それからまた数日後、坂本竜馬暗殺事件が起きる。
そこに新選組が関わっているという噂が流れて数日たち、油小路で御陵衛士の伊東さんと数名、さらに藤堂さんが斬られた・・・と知った・・・。
藤堂さんは、御陵衛士として人生を全うしたのだと、彼は最後にどちらに残るかを決めたのだと・・・そう思ったのだけれど、悲しくて苦しくて涙が出た。
もっと早く、新選組に戻ってくれればと、そう思わないではいられなかった・・・・・・。
そして、そこに斎藤さんの名前が出てこないことを喜んだ。
きっと、新選組に戻ったのだ・・・・・・。
それからのれいは、少しずつ江戸へ帰る準備を始めていった。
島原に呼ばれて置屋に出向く時も、みんなに順々に別れの挨拶を済ませている。
一番お世話になった小雪太夫は、子供を生んですぐに、産後のひだちが悪くて亡くなってしまった。夏のことだった・・・。
お正月の三日間、あの時には既に妊娠していたと言う事だ。
子供は無事に、すくすくと育っている。
その、小さな子供にも挨拶をして、ギュッと抱きしめた。
「お母さん、本当にお世話になりました。」
「なんや、娘が去っていく思うと、涙が出るわ・・・。」
「やだ、泣かないで下さいよ。」
「れいさん、ほんまに江戸に帰らはるん?」
小雪太夫に代わり、太夫に昇格した美園さんが、れいの着物の袖を握り締める。
「はい。帰っちゃいます。」
「あの斎藤はんは・・・?どないなってるん?」
「斎藤さんは、お仕事ですよ。」
笑顔で片付ける。けれど、女とはこういうことに聡いものだ。
美園さんとお母さんに一気に睨まれる。
「あんたはん、斎藤はんに黙って帰るつもりやね?」
「どないしたん?何で離れたりしはるん?」
二人を誤魔化そうとしたけれど・・・・・・、何となく、真実を語ってしまっていた・・・。
「身分が・・・、違いますから・・・。恋仲にはなれても、その先を望まれたら、終わりなんです。」
「恋仲だけで、ええやないどすか!」
美園さんが眉を吊り上げて言うけれど、お母さんがれいの手を握って、優しく包んでくれる。

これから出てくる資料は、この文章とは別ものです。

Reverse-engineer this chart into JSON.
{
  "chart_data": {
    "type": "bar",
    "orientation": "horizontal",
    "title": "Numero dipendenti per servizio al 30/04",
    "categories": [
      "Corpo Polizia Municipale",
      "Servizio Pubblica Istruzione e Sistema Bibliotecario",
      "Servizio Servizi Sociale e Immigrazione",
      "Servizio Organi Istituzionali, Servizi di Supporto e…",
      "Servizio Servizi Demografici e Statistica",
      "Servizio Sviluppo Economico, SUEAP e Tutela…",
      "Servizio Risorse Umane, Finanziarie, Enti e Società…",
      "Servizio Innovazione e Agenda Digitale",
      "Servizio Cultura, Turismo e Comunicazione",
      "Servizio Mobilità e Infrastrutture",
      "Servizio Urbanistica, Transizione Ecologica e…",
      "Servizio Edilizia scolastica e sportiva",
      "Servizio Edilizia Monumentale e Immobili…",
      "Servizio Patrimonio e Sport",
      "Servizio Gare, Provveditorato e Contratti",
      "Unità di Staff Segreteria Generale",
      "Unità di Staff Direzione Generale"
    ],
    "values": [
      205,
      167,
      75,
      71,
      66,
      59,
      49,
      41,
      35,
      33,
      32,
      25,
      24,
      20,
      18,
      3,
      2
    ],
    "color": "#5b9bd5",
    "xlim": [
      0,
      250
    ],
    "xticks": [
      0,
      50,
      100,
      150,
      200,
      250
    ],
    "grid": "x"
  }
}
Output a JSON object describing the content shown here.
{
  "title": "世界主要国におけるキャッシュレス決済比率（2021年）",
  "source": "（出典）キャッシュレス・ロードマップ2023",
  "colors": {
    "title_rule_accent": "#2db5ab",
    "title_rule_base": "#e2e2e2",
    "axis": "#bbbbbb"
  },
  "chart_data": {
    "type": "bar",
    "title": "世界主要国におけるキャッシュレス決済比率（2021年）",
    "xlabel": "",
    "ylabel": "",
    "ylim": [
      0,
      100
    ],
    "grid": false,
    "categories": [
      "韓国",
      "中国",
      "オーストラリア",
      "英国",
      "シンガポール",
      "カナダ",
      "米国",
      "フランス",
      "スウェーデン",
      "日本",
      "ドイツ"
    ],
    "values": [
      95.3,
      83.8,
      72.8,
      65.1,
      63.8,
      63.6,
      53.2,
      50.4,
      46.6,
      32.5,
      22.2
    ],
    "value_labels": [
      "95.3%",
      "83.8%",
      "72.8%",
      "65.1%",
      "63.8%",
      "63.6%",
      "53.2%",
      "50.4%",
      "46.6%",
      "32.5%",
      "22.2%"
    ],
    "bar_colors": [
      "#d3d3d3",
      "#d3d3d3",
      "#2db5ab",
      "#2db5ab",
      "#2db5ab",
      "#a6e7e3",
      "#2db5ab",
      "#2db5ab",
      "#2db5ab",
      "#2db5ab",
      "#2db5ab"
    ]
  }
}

「あんたはんも、苦労性やねぇ。相手の男のために身を引くなんて、出来るもんやおへんえ。」
「お母ちゃん、何で恋仲のままやったらあかんのどす?」
「男は、結婚も出世の一つになり得るぅゆうことどす。」
「ほんで、何でれいさんが身を引かなあかんのどす?妾を囲うのも、武士やったら甲斐性の一つやあらへんの?」
「私が、未亡人だから・・・です。」
それを知っているお母さんが、頷いてれいの手を握り続けてくれる。
「もし、斎藤さんが来ることがあったら・・・。」
「黙っとくえ。それで、ほんまにええんやね?」
「はい。」
しっかりと頷くと、お母さんが手を放して、背中を力強く叩いてくれる。
「ほな、気をつけて帰りや!!」
「有難うございます。」
微笑んで、店のみんなに挨拶をして、元気に島原を後にした。
一つだけ頼みごとをして・・・。
家に着くと、そこには既に自分の荷物が風呂敷に包まれて準備されている。
それを持ち、家の中に向かって一礼をすると、毅然とした表情で外へと歩き出した。
冷たい冬の風が、頬に吹きつけてくる。
雪が降りそうだと・・・空を見上げてそう思った。
自分の心の中の涙は、とっくに凍り付いて雪となっているけれども・・・。





その数日後に、天満屋に滞在中の斎藤さんが何者かに襲われる事件が起きる。
斎藤さんは無事に事件を切り抜け、その後、新選組の屯所へと戻る。
新選組は、戦いの中へと身を投じて行くこととなる。
鳥羽伏見の戦いが始まるまで、あと少し・・・。
れいが居なくなったことを、斎藤さんはまだ知らない・・・・・・。